La santé mentale des étudiants au Maroc suscite de nouvelles inquiétudes après la publication d’une étude menée auprès de plus de 1.100 universitaires à Tétouan. Les résultats mettent en lumière une réalité souvent peu documentée : une part importante des jeunes interrogés présente des signes associés à un risque suicidaire, révélant l’ampleur des défis psychologiques auxquels fait face la population estudiantine.
Réalisée auprès de 1.191 étudiants de l’Université Abdelmalek Essaâdi, l’enquête montre que 27% des participants ont été identifiés comme présentant un risque suicidaire au cours du mois précédant l’étude. La majorité des cas recensés relèvent d’un risque faible, mais certains étudiants nécessitaient une prise en charge spécialisée immédiate.

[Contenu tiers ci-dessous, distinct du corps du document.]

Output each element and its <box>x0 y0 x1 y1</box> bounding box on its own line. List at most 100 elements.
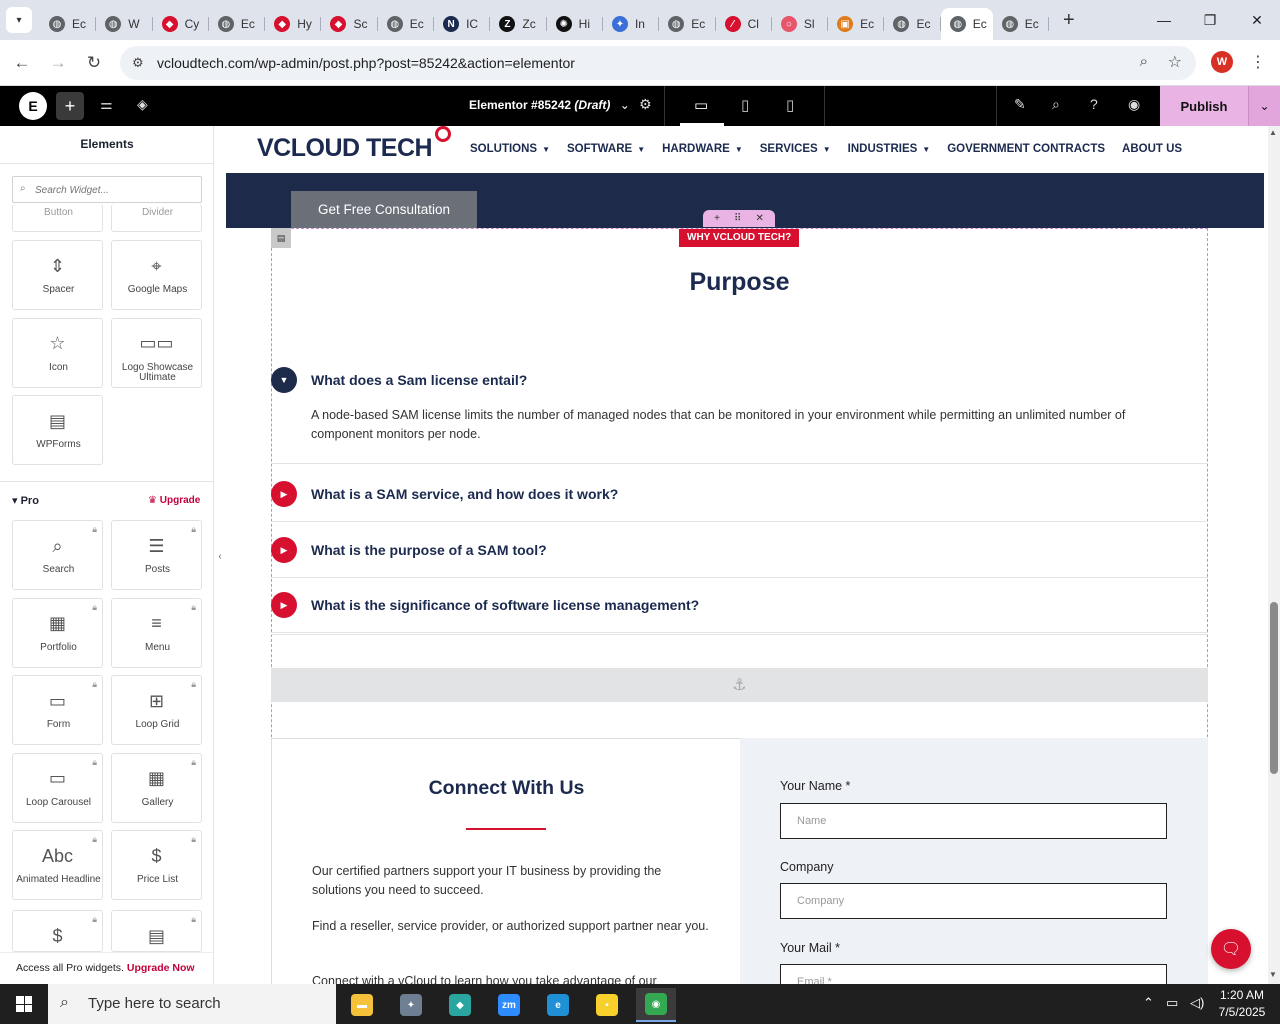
network-icon[interactable]: ▭ <box>1166 995 1178 1011</box>
document-title[interactable]: Elementor #85242 (Draft) ⌄ <box>469 98 630 112</box>
taskbar-app[interactable]: ▬ <box>342 988 382 1022</box>
widget-search[interactable]: ⌕ <box>12 176 202 203</box>
omnibox[interactable]: ⚙ vcloudtech.com/wp-admin/post.php?post=… <box>120 46 1196 80</box>
column-handle-icon[interactable]: ▤ <box>271 228 291 248</box>
structure-layers-icon[interactable]: ◈ <box>137 96 148 113</box>
finder-search-icon[interactable]: ⌕ <box>1052 96 1060 113</box>
browser-tab[interactable]: ◍ Ec <box>659 8 716 40</box>
browser-tab[interactable]: ◍ Ec <box>209 8 266 40</box>
browser-tab[interactable]: ▣ Ec <box>828 8 885 40</box>
nav-software[interactable]: SOFTWARE ▼ <box>567 143 645 155</box>
profile-avatar[interactable]: W <box>1211 51 1233 73</box>
upgrade-link[interactable]: ♛ Upgrade <box>148 495 200 506</box>
add-section-icon[interactable]: + <box>714 213 720 224</box>
caret-right-icon[interactable]: ▶ <box>271 481 297 507</box>
chat-bubble-icon[interactable]: 🗨 <box>1211 929 1251 969</box>
mobile-view-icon[interactable]: ▯ <box>786 96 794 114</box>
close-window-button[interactable]: ✕ <box>1234 0 1280 40</box>
widget-spacer[interactable]: ⇕ Spacer <box>12 240 103 310</box>
widget-partial[interactable]: 🔒︎ $ <box>12 910 103 952</box>
widget-wpforms[interactable]: ▤ WPForms <box>12 395 103 465</box>
taskbar-app[interactable]: ▪ <box>587 988 627 1022</box>
scroll-up-icon[interactable]: ▲ <box>1269 128 1277 137</box>
taskbar-app[interactable]: ◉ <box>636 988 676 1022</box>
tab-search-button[interactable]: ▾ <box>6 7 32 33</box>
reload-icon[interactable]: ↻ <box>81 50 107 76</box>
url-text[interactable]: vcloudtech.com/wp-admin/post.php?post=85… <box>157 55 575 71</box>
widget-gallery[interactable]: ▦ Gallery 🔒︎ <box>111 752 202 823</box>
tablet-view-icon[interactable]: ▯ <box>741 96 749 114</box>
caret-right-icon[interactable]: ▶ <box>271 592 297 618</box>
back-icon[interactable]: ← <box>9 50 35 76</box>
widget-loop-grid[interactable]: ⊞ Loop Grid 🔒︎ <box>111 675 202 745</box>
pro-category-toggle[interactable]: ▾ Pro <box>12 494 39 507</box>
company-field[interactable] <box>780 883 1167 919</box>
faq-question[interactable]: What is a SAM service, and how does it w… <box>311 486 618 502</box>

Les chercheurs ont analysé plusieurs facteurs susceptibles d’influencer le bien-être psychologique des étudiants. Parmi les éléments les plus fortement associés au risque suicidaire figurent la consommation de cannabis, les antécédents psychiatriques au sein de la famille ainsi que l’exposition à différentes formes de violence. Les difficultés sociales, économiques et académiques qui accompagnent souvent la vie universitaire apparaissent également comme des facteurs aggravants.
Cette étude relance le débat sur les dispositifs d’accompagnement psychologique dans les universités marocaines. Malgré les efforts engagés ces dernières années, les structures dédiées à la santé des étudiants restent limitées au regard du nombre croissant d’inscrits dans l’enseignement supérieur. Selon les données citées dans le rapport, plus d’un million d’étudiants et plusieurs centaines de milliers de stagiaires sont concernés par ces enjeux à l’échelle nationale.
Les spécialistes appellent ainsi à renforcer les programmes de prévention, à développer des campagnes de sensibilisation sur les campus et à améliorer l’accès aux services de santé mentale. Ils recommandent également la mise en place de mécanismes de dépistage précoce afin d’identifier les situations à risque avant qu’elles ne s’aggravent.
Au-delà des chiffres, cette recherche met en évidence la nécessité d’intégrer davantage la santé psychologique dans les politiques universitaires au Maroc, alors que les établissements d’enseignement supérieur accueillent chaque année un nombre croissant de jeunes confrontés à des défis personnels, sociaux et professionnels de plus en plus complexes.